LABELVARS: requests that the list (excluding the intercept) of the regressors in the relevant model be used to label the model with the smallest SBC statistic at each value of the number of parameters.

PRESS

outputs the PRESS statistic to the OUTEST= data set. The values of this statistic are saved in the variable _PRESS_. This option is available for all model selection methods except RSQUARE, ADJRSQ, and CP.

RIDGE=list

requests a ridge regression analysis and specifies the values of the ridge constant k (see the section Computations for Ridge Regression and IPC Analysis). Each value of k produces a set of ridge regression estimates that are placed in the OUTEST= data set. The values of k are saved by the variable _RIDGE_, and the value of the variable _TYPE_ is set to RIDGE to identify the estimates.

Only nonnegative numbers can be specified with the RIDGE= option. Example 79.5 illustrates this option.

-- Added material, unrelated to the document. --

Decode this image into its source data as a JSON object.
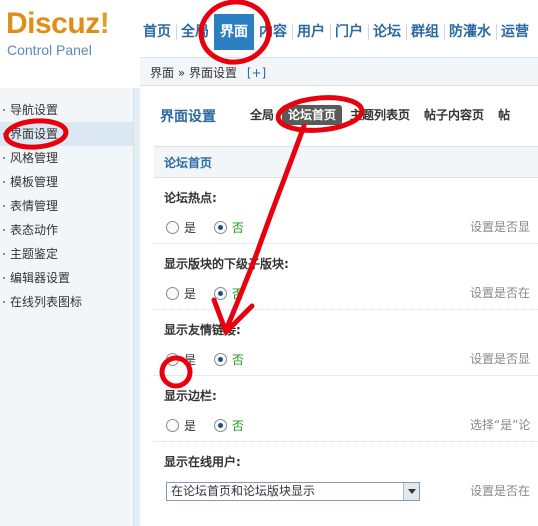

If ODS Graphics is enabled (see the section ODS Graphics), then ridge regression plots are automatically produced. These plots consist of panels containing ridge traces for the regressors, with at most eight ridge traces per panel.

If you specify the RIDGE= option, RESTRICT statements are ignored.

RSQUARE

has the same effect as the EDF option.

SIMPLE

displays the sum, mean, variance, standard deviation, and uncorrected sum of squares for each variable used in PROC REG.

SINGULAR=n

tunes the mechanism used to check for singularities. The default value is machine dependent but is approximately 1E–7 on most machines. This option is rarely needed.

Singularity checking is described in the section Computational Methods.

TABLEOUT

outputs the standard errors and $100(1-\alpha )$ % confidence limits for the parameter estimates, the t statistics for testing if the estimates are zero, and the associated p-values to the OUTEST= data set. The _TYPE_ variable values STDERR, LnB, UnB, T, and PVALUE, where $n=100(1-\alpha )$ , identify these rows in the OUTEST= data set. The $\alpha$ level can be set with the ALPHA= option in the PROC REG or MODEL statement. The OUTEST= option must be specified in the PROC REG statement for this option to take effect.

USSCP

displays the uncorrected sums-of-squares and crossproducts matrix for all variables used in the procedure.